Однако американское доминирование в послевоенном европейском кино возникло не только из-за вкусов зрителей. Существовал политический контекст: «позитивные» американские фильмы хлынули в Италию как раз к решающим выборам 1948 года. Государственный департамент призвал Paramount перевыпустить «Ниночку» (1939 года) в том же году, чтобы помочь добиться голосования против коммунистов[267]. Вашингтон, наоборот, потребовал, чтобы фильм Джона Форда «Гроздья гнева» (снятый в 1940 году) не распространялся во Франции: его неблагоприятное изображение Америки эпохи Великой депрессии могло быть использовано Коммунистической партией Франции. В целом американские фильмы создавали привлекательный образ Америки и составляли важный актив в культурной холодной войне. Лишь интеллектуалы могли быть достаточно тронуты Одессой, изображенной Сергеем Эйзенштейном в фильме «Броненосец „Потемкин“», чтобы их эстетические предпочтения переросли в политические. Но каждый, включая интеллектуалов, мог оценить Хамфри Богарта.

Однако продвижение американского кино в Европу было вызвано, прежде всего, экономическими соображениями. Американские фильмы всегда экспортировались в Европу и зарабатывали там деньги. Но после Второй мировой войны американские продюсеры, зажатые между падением посещаемости американских кинотеатров и ростом стоимости кинопроизводства, стали особенно активно добиваться доступа на европейские рынки. Европейские правительства, напротив, меньше чем когда-либо хотели открывать внутренний рынок для американской продукции: местная киноиндустрия, по-прежнему мощная, особенно в Великобритании и Италии, нуждалась в защите от американского «демпинга». А доллары были слишком скудны и ценны, чтобы тратить их на импорт американских фильмов.

Еще в 1927 году парламент Великобритании принял закон, устанавливающий систему квот, согласно которой 20 % всех фильмов, показываемых в Великобритании, к 1936 году должны были быть британскими. После Второй мировой войны британское правительство планировало установить эту квоту на уровне 30 % на 1948 год. Французы, итальянцы и испанцы преследовали аналогичные или даже более серьезные цели (немецкая киноиндустрия, конечно, была не в состоянии требовать такой защиты). Но мощное лоббирование со стороны Голливуда продолжало оказывать давление на европейских переговорщиков через Госдепартамент, а соглашение о разрешении ввоза американских фильмов стало частью каждой крупной двусторонней торговой сделки или кредитного соглашения, заключенных США со своими европейскими союзниками в первое послевоенное десятилетие.

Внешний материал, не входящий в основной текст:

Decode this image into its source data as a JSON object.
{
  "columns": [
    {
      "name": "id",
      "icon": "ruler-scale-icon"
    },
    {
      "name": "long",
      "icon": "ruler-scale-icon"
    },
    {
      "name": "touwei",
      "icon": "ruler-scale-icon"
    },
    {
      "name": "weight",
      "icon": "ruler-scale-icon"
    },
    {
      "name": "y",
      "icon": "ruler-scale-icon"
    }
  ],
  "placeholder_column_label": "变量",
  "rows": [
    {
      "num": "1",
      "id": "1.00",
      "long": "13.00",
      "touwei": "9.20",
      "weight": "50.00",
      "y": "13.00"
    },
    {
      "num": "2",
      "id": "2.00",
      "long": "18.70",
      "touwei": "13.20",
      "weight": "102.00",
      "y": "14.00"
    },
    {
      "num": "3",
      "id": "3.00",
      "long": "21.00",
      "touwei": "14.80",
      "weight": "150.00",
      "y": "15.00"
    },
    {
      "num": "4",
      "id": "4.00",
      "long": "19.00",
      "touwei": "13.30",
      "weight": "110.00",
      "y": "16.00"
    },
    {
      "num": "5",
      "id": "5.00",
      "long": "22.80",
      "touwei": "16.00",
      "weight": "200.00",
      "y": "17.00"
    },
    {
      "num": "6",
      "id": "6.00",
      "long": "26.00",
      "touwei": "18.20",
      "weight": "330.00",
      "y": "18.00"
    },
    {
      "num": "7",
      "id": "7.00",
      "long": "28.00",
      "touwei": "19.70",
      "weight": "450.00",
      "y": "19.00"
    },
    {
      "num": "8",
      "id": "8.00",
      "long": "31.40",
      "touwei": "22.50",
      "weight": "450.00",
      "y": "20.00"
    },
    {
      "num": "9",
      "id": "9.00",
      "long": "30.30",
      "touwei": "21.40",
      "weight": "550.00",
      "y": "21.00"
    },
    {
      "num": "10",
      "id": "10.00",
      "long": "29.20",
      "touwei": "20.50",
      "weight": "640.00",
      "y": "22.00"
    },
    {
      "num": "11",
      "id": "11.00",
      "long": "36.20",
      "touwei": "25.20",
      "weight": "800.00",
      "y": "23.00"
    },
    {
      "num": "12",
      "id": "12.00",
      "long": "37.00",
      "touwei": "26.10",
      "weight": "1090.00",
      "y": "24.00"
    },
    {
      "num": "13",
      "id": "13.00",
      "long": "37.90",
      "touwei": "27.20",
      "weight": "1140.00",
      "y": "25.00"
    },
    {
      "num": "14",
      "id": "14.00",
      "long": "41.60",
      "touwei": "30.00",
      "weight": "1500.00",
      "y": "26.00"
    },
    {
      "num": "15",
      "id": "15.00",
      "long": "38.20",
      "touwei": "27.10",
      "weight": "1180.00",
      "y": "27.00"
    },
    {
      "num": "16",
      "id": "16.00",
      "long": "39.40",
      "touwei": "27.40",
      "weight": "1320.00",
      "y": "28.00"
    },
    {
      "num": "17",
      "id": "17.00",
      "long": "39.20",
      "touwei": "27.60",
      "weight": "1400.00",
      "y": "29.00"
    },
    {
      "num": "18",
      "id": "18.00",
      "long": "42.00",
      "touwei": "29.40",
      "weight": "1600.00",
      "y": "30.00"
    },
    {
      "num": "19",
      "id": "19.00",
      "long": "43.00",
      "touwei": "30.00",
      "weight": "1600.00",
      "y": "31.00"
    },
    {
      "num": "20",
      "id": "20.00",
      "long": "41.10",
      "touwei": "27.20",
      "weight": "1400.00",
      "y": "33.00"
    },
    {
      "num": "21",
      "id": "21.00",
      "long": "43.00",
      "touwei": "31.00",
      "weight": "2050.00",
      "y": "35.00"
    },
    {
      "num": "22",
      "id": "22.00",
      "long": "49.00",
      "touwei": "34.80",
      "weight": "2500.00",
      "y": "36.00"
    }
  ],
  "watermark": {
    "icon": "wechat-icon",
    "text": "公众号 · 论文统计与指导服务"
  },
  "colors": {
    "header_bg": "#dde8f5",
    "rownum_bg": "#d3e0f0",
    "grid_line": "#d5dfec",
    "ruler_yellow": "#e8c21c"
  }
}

В итоге по условиям соглашения Блюма—Бирнса в мае 1946 года французское правительство весьма неохотно сократило свою протекционистскую квоту с 55 % фильмов французского производства в год до 30 %, в результате чего в течение года отечественное кинопроизводство сократилось вдвое. Британское лейбористское правительство также не смогло остановить импорт из США. Только Франко удалось ограничить импорт американских фильмов в Испанию (несмотря на попытку «бойкота» испанского рынка со стороны американских продюсеров в 1955–1958 годах), в значительной степени потому, что у него не было необходимости реагировать на общественное мнение или предвидеть политические последствия своих решений. Но даже в Испании, как мы видели, количество американских фильмов значительно превосходило число отечественных фильмов.

Американцы знали, что делали: когда европейские правительства после 1949 года начали облагать налогом доходы от показов, чтобы субсидировать отечественных кинопродюсеров, американские продюсеры стали напрямую инвестировать в зарубежное производство, выбирая европейскую площадку для создания фильма или группы фильмов, часто в зависимости от доступного на тот момент уровня местных «внутренних» субсидий. Со временем европейские правительства обнаружили, что косвенно субсидируют сам Голливуд через местных посредников. К 1952 году 40 % доходов киноиндустрии США приходилось на зарубежные рынки, большая часть которых находилась в Европе. Шесть лет спустя эта цифра составила 50 %.

В результате американского доминирования на европейском рынке европейские фильмы того периода не всегда надежно отражали опыт и чувства европейских кинозрителей. Так, британский зритель, скорее всего, формировал представление о современном английском менталитете на основе голливудского представления Англии в той же степени, что и благодаря собственному непосредственному опыту. Примечательно, что среди фильмов 40-х годов «Миссис Минивер» (1942) – очень английская история о мужестве и выносливости, о сдержанности и настойчивости среднего класса, симптоматически разворачивающаяся вокруг катастрофы в Дюнкерке, где все эти качества наиболее полно проявились, – был в чистом виде продуктом Голливуда. Однако для поколения англичан, впервые увидевшего его, этот фильм надолго останется самым верным отражением национальных памяти и самосознания.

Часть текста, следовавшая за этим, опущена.